So the two parties are focused on other parts of the federal budget – such discretionary spending and where to cut it – as they rush to put a fiscal deal in place before Aug. 2. Both sides agree that it's a good idea to act by early August, ideally a bit ahead of that Treasury-announced deadline, to avoid a serious funding challenge for the nation. After that, the government won't be able to borrow, by issuing new bonds, unless Congress has raised the debt limit.
The limited scope of the bipartisan talks doesn't mean they are fruitless.

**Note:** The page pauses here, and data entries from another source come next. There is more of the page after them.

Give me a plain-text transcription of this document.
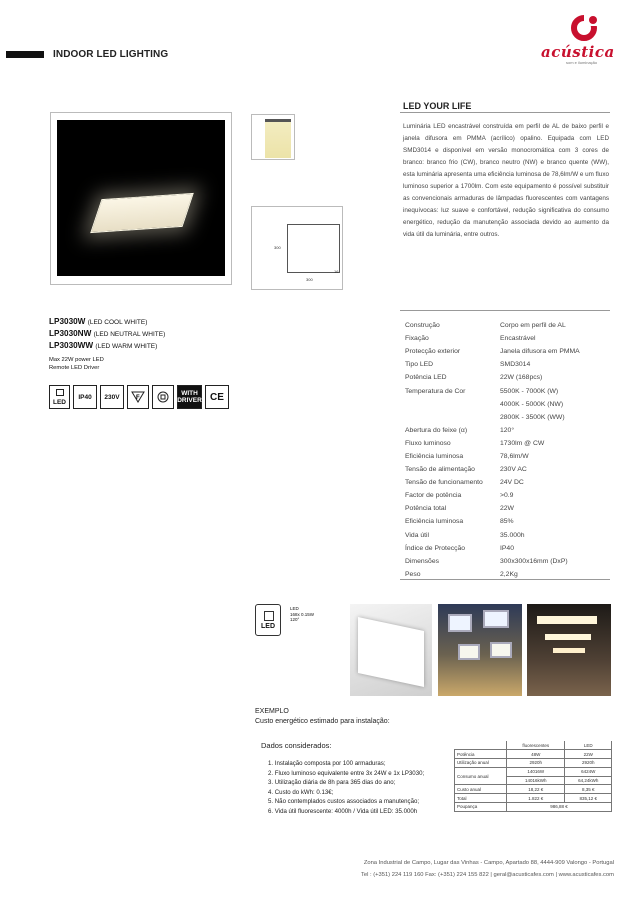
INDOOR LED LIGHTING	acústica
som e iluminação
300
300
16
LED YOUR LIFE
Luminária LED encastrável construída em perfil de AL de baixo perfil e janela difusora em PMMA (acrílico) opalino. Equipada com LED SMD3014 e disponível em versão monocromática com 3 cores de branco: branco frio (CW), branco neutro (NW) e branco quente (WW), esta luminária apresenta uma eficiência luminosa de 78,6lm/W e um fluxo luminoso superior a 1700lm. Com este equipamento é possível substituir as convencionais armaduras de lâmpadas fluorescentes com vantagens inequívocas: luz suave e confortável, redução significativa do consumo energético, redução da manutenção associada devido ao aumento da vida útil da luminária, entre outros.
LP3030W (LED COOL WHITE)
LP3030NW (LED NEUTRAL WHITE)
LP3030WW (LED WARM WHITE)
Max 22W power LED
Remote LED Driver
LED
IP40	230V	F
WITH
DRIVER CE
Construção	Corpo em perfil de AL
Fixação	Encastrável
Protecção exterior	Janela difusora em PMMA
Tipo LED	SMD3014
Potência LED	22W (168pcs)
Temperatura de Cor	5500K - 7000K (W)
4000K - 5000K (NW)
2800K - 3500K (WW)
Abertura do feixe (α)	120°
Fluxo luminoso	1730lm @ CW
Eficiência luminosa	78,6lm/W
Tensão de alimentação	230V AC
Tensão de funcionamento	24V DC
Factor de potência	>0.9
Potência total	22W
Eficiência luminosa	85%
Vida útil	35.000h
Índice de Protecção	IP40
Dimensões	300x300x16mm (DxP)
Peso	2,2Kg
LED
LED
168x 0.15W
120°
EXEMPLO
Custo energético estimado para instalação:
Dados considerados:
1. Instalação composta por 100 armaduras;
2. Fluxo luminoso equivalente entre 3x 24W e 1x LP3030;
3. Utilização diária de 8h para 365 dias do ano;
4. Custo do kWh: 0.13€;
5. Não contemplados custos associados a manutenção;
6. Vida útil fluorescente: 4000h / Vida útil LED: 35.000h
	fluorescentes	LED
Potência	48W	22W
Utilização anual	2920h	2920h
Consumo anual	14016W	6424W
	14016kWh	64,24kWh
Custo anual	18,22 €	8,35 €
Total	1.822 €	835,12 €
Poupança	986,88 €	
Zona Industrial de Campo, Lugar das Vinhas - Campo, Apartado 88, 4444-909 Valongo - Portugal
Tel : (+351) 224 119 160 Fax: (+351) 224 155 822 | geral@acusticafes.com | www.acusticafes.com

In fact, as lawmakers left Wednesday's meeting members of both parties struck an optimistic tone about the progress being made. The group is meeting at a stepped-up pace (it will gather again Thursday, for its third meeting of the week) with the goal of setting a framework for legislation by July 4.
Still, because some key elements of the budget aren't in play, it appears likely that the resulting legislation will be a partial solution to fiscal troubles. To truly put the national debt on a track of stabilization or decline, those "off the table" elements will almost certainly need to be part of the solution.
Here's a glimpse of the math: Social Security, Medicare, Medicaid, and interest on the national debt currently account for nearly half of all federal spending –and that total is poised to grow substantially if no changes are made. They are comparable to the role that housing, health care, and retirement plans play in the typical family budget.
President Obama's bipartisan fiscal commission proposed last year that the government should aim to cut projected federal deficits by about $4 trillion over the next decade. Independent advocates of fiscal responsibility have embraced that goal as roughly the amount needed to halt the rapid growth of public debt and maintain investor confidence in the US economy.